Cuando hablamos del primer amor, nos gusta pintarlo como algo épico. Un momento de película. Algo así como un rayo que cae del cielo y nos transforma para siempre. Pero, ¿qué pasa cuando tu primer amor te enseña, a muy temprana edad, lo que es la friendzone?
Tenía ocho años cuando conocí a Pilar. La niña nueva, la paisa, la Blancanieves criolla que llegó a revolucionar el colegio con su piel blanca, su cabello oscuro y esos ojos enormes que parecían dos lunas llenas. En cuestión de días, todos los niños del salón –y de los cursos superiores– estaban rendidos a sus pies. Le llevaban peluches, esquelas con brillitos y hasta le ofrecían compartir su recreo. Yo, sin plata para peluches y con un jugo de guayaba para el descanso, entendí rápido que si quería estar cerca de ella, tenía que jugar diferente.
Y así fue como encontré mi oportunidad: Pilar no era precisamente la mejor estudiante.
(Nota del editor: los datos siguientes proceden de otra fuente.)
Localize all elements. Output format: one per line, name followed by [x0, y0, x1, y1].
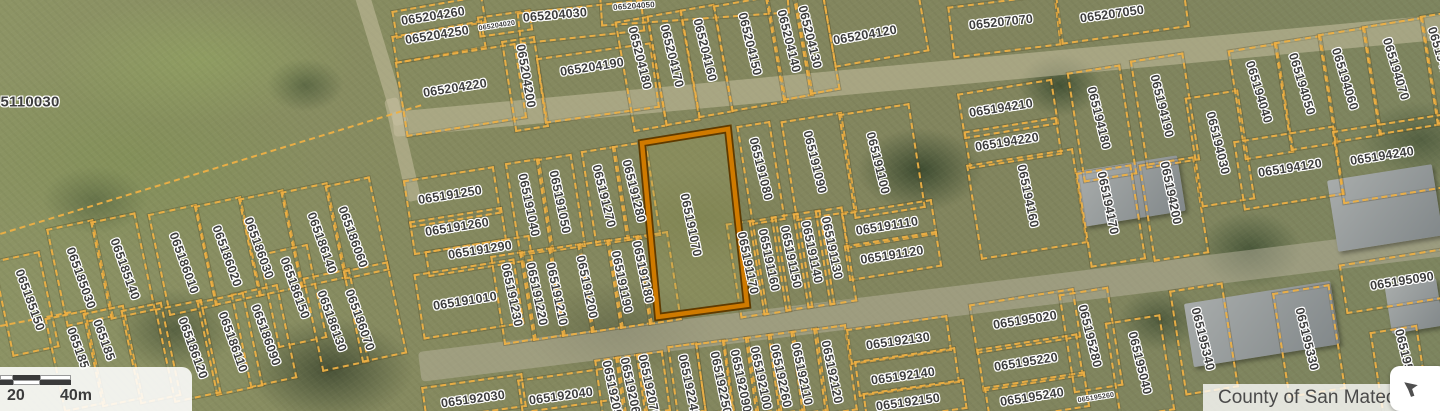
nw-arrow-icon	[1402, 380, 1420, 398]
parcel-label-5110030: 5110030	[1, 94, 60, 111]
scale-bar-graphic	[0, 375, 71, 385]
attribution-text: County of San Mateo	[1203, 387, 1397, 409]
scale-label-20: 20	[7, 387, 25, 405]
scale-label-40m: 40m	[60, 387, 92, 405]
scale-bar: 20 40m	[0, 367, 192, 411]
map-canvas[interactable]: 5110030065204260065204250065204020065204…	[0, 0, 1440, 411]
extent-arrow-button[interactable]	[1390, 366, 1440, 411]
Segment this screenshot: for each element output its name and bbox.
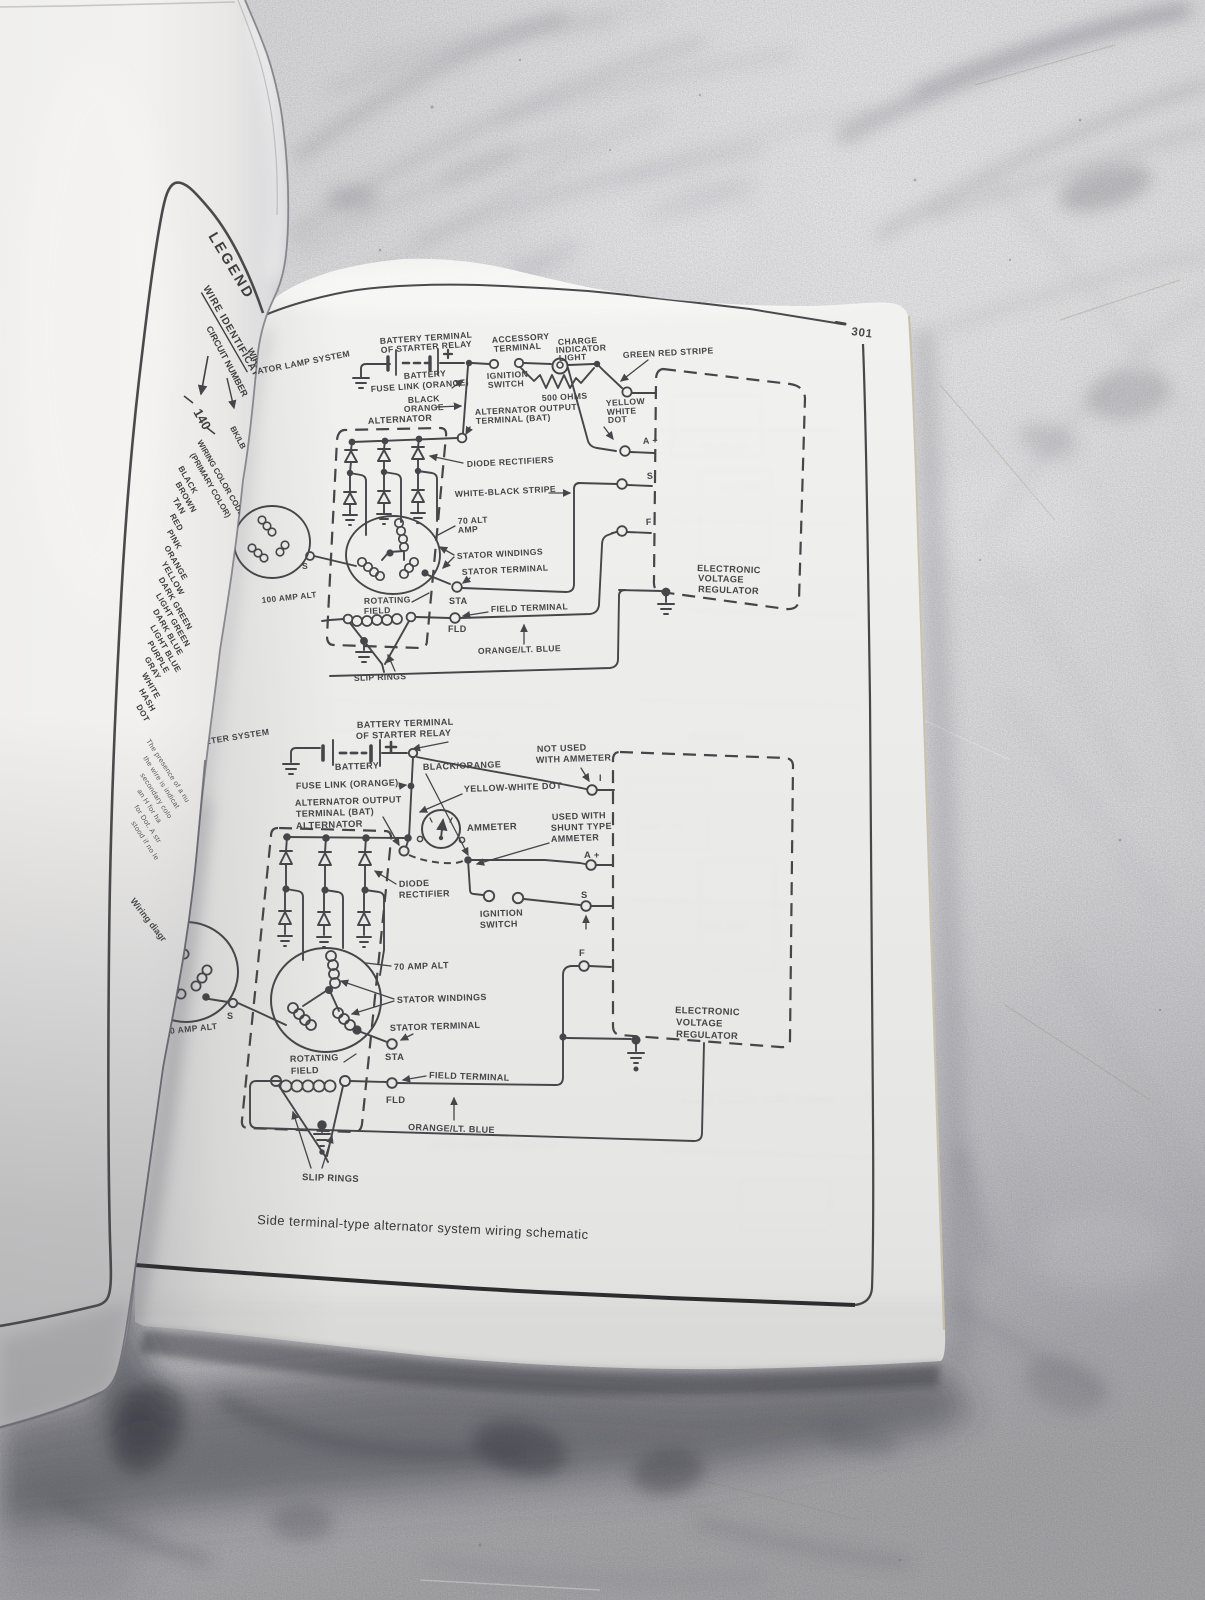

Con todo respeto, si algún día llega a leer esto, tengo que decirlo… era malita para estudiar. Por no decir que algo bruta. Y como yo no era el más inteligente, pero sí un poquito menos malito que ella, me convertí en su salvación académica.
Primero éramos compañeros de estudio, después jugábamos juntos y finalmente pasábamos todos los descansos riéndonos de cualquier cosa. Para mí, éramos prácticamente novios. Hasta que un día, alguien en el salón decidió iluminarme con la verdad: mi Blancanieves paisa ya tenía un príncipe… y se llamaba Felipe. Porque, claro, tenía que llamarse Felipe. Y yoo era Jhosman en esa época.
Y así, a los ocho años, entendí lo que era estar en la friendzone. Mientras yo me veía como su príncipe de cuento, ella solo me veía como el enano que le hacía las tareas.
Hoy, Pilar es una señora con su familia y yo tengo este recuerdo intacto de lo que fue mi primer amor. Y como diría la niña del meme: Mirá, mirá Pilar, lo que te perdiste.
O tal vez ni se acuerde de mí.
Pero díganme… ¿recuerdan el nombre de su primer amor?